El torreón de San Martín

Miguel Ángel Dionisio


Galdós y Toledo

23/09/2020

Uno de los muchos daños colaterales de la pandemia ha sido el que pasara totalmente desapercibido un acontecimiento importante para la cultura española, el centenario de la muerte de Benito Pérez Galdós. Una conmemoración que para Toledo debía haber tenido unos acentos especiales, dada la vinculación del escritor con nuestra ciudad.
Galdós, como otros muchos artistas, era un gran enamorado de Toledo, cuya geografía llegó a conocer con gran precisión. Las calles, el interior de los patios en los que se colaba si encontraba la puerta abierta, los conventos y monasterios, las naves de la catedral primada, los cigarrales con sus cigarraleros…todo ello fue no sólo objeto de admiración, sino que se convirtió en escenario de algunas de sus obras. Galdós pudo conocer íntimamente la vida lánguida de aquella ciudad provinciana finisecular de la mano de toledanos con quienes desarrolló una profunda amistad, como el pintor Ricardo Arredondo, el escritor Francisco Navarro Ledesma o el deán de la catedral, Wenceslao Sangüesa. A pesar de su conocido anticlericalismo, el Galdós más espiritual encontraba solaz en la visita a las clausuras toledanas, desarrollándose en una de estas, el convento de las jerónimas de San Pablo, la anécdota de la ‘travesura’ que solía perpetrar con la espada con la que, según la tradición, decapitaron a San Pablo, que el escritor pedía a las monjas y empleaba para sacar punta a su lapicero, aprovechando algún descuido.
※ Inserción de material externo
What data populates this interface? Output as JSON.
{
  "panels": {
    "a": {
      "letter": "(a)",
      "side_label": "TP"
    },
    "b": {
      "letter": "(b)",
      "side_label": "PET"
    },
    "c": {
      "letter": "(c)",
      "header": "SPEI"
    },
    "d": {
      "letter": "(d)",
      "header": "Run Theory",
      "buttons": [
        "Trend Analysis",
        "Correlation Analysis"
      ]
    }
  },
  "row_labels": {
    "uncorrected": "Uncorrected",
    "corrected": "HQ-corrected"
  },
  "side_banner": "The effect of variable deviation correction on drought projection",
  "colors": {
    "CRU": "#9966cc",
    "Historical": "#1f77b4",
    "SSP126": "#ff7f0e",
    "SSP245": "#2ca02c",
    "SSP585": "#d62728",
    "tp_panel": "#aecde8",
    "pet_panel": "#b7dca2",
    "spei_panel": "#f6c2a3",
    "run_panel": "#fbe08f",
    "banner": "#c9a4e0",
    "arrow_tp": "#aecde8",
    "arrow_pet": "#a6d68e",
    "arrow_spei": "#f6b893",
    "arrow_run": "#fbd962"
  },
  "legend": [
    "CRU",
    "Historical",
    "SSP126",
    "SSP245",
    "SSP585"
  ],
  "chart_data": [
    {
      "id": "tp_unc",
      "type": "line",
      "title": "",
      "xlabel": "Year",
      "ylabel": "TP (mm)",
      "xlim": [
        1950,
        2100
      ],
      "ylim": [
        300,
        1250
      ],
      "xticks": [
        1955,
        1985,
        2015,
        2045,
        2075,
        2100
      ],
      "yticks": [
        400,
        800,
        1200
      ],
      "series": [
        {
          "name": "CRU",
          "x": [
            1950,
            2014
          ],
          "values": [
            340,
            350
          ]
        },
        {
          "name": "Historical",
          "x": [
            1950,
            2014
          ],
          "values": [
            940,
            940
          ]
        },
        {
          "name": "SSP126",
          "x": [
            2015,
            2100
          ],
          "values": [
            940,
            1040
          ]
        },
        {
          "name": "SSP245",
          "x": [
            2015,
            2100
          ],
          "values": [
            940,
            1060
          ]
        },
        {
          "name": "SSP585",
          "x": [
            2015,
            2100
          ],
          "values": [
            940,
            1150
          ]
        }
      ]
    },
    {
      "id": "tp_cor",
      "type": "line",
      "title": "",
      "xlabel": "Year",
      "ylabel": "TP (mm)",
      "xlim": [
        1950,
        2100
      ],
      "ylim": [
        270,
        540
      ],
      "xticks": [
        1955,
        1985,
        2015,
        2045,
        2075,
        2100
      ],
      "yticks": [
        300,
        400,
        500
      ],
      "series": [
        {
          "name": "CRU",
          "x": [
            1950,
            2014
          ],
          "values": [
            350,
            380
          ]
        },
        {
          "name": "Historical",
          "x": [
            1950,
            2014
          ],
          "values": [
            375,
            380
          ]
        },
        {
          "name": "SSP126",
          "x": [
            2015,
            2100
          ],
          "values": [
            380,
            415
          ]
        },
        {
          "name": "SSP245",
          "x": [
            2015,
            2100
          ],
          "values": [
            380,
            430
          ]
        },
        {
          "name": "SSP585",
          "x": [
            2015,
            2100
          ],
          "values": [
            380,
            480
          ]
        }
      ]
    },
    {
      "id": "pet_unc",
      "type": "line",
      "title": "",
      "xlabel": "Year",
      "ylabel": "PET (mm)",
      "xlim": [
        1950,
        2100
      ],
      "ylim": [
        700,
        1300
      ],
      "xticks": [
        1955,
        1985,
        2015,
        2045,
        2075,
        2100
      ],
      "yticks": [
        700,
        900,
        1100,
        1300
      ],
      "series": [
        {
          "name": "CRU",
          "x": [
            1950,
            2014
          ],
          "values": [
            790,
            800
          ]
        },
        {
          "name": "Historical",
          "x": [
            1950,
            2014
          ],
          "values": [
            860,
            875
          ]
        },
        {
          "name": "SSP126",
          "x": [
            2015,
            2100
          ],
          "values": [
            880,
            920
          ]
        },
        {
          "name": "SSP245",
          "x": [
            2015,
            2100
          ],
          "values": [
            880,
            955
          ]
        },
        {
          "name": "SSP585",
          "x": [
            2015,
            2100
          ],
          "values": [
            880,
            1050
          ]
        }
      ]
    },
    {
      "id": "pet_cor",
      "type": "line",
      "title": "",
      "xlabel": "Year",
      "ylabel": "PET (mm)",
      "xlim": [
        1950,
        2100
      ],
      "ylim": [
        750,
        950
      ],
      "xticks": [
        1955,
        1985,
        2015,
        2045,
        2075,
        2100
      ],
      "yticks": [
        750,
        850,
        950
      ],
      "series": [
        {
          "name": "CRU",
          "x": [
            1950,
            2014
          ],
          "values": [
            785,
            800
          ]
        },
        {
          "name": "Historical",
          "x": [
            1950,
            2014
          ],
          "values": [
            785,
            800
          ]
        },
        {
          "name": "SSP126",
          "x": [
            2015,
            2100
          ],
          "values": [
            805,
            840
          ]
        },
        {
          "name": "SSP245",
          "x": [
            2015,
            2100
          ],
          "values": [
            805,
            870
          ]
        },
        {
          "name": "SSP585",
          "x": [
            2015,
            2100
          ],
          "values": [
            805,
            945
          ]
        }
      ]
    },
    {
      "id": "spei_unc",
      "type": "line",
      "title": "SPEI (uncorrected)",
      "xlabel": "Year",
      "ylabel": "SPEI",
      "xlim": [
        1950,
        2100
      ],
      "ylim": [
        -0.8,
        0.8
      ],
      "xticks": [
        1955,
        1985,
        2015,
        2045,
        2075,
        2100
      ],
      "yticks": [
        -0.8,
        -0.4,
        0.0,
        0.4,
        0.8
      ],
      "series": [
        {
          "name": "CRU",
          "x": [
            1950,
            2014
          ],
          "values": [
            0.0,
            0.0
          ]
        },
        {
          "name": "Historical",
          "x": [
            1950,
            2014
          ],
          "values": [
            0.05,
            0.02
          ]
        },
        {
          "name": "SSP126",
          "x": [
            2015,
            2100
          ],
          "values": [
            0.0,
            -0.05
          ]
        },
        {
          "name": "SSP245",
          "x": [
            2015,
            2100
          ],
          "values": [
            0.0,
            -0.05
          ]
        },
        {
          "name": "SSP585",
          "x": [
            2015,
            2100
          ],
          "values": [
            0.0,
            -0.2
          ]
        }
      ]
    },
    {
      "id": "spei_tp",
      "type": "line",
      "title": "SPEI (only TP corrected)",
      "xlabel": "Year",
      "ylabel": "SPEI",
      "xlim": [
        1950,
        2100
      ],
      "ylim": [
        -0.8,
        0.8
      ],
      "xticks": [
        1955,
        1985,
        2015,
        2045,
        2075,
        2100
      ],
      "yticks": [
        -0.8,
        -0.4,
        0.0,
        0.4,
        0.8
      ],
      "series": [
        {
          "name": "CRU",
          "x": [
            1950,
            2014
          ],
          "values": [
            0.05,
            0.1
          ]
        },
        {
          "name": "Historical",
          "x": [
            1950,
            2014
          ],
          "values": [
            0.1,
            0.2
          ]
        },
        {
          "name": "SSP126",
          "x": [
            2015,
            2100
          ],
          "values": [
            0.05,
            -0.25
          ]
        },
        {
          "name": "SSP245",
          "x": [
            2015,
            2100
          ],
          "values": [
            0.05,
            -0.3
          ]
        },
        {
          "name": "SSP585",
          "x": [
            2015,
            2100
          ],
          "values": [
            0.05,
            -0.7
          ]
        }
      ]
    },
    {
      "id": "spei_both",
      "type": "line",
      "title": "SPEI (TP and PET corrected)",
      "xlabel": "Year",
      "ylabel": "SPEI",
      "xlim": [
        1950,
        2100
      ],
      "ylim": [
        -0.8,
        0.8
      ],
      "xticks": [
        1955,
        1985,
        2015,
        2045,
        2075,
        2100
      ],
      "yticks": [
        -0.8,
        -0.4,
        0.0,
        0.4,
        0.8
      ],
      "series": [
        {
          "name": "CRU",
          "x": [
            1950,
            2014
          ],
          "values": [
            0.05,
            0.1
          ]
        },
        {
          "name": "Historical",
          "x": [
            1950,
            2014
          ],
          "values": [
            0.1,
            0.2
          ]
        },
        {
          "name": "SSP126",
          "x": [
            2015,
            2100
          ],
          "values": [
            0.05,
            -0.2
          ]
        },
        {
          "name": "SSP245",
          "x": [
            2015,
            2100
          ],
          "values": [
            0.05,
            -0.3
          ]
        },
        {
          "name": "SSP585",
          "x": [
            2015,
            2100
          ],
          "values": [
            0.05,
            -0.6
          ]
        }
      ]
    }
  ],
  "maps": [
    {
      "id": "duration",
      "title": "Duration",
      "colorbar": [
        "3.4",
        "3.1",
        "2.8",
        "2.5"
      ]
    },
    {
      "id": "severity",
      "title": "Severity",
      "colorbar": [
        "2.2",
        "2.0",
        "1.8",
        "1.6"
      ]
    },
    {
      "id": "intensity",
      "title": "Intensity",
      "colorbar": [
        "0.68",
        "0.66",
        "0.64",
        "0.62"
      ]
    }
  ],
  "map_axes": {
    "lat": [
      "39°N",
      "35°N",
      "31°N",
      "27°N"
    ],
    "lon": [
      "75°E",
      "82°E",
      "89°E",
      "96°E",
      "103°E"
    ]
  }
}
De la mano de Mariano, el campanero de la catedral, exploró las Claverías, toda una ciudad aislada en el interior de la catedral, donde vivían hasta hace pocos años –aún lo recuerdo de adolescente- los servidores de la catedral y algunos canónigos, que Blasco Ibáñez tan bien supo retratar; Mariano inició a Galdós en el vasto mundo que se extiende sobre las bóvedas de la primada, como recordaría posteriormente Gregorio Marañón.
Aquella ciudad de clérigos, militares, mendigos y azacanes fue magistralmente descrita en una de las mejores novelas que salieron de la pluma del escritor canario, Ángel Guerra. Estoy disfrutando de su lectura, en la edición que en 2016 publicó El Perro Malo, con un magnífico prólogo de Enrique Sánchez Lubián y una estupenda selección de fotografías que nos evocan visualmente aquel Toledo decadente, pero tremendamente inspirador. Sus páginas nos introducen magistralmente en la vida, aparentemente somnolienta, de sus gentes, desde los canónigos de la primada, llenos de nostalgia por la grandeza perdida, a los arrieros y truhanes que hacían  alto en las posadas, pasando por una burguesía provinciana que quería emular lo mejor posible a la madrileña o las religiosas que llenaban las clausuras de salmos y olor a canela.
Una obra imprescindible para quien quiera asomarse a aquel Toledo empobrecido, pero siempre fascinante, que podemos recorrer con asombro, perplejidad o simpatía, pero en el que sabremos reconocernos.
Leer Ángel Guerra será, sin duda, la mejor forma de honrar a este genio. Como recuerda su olvidada placa, Numen inest.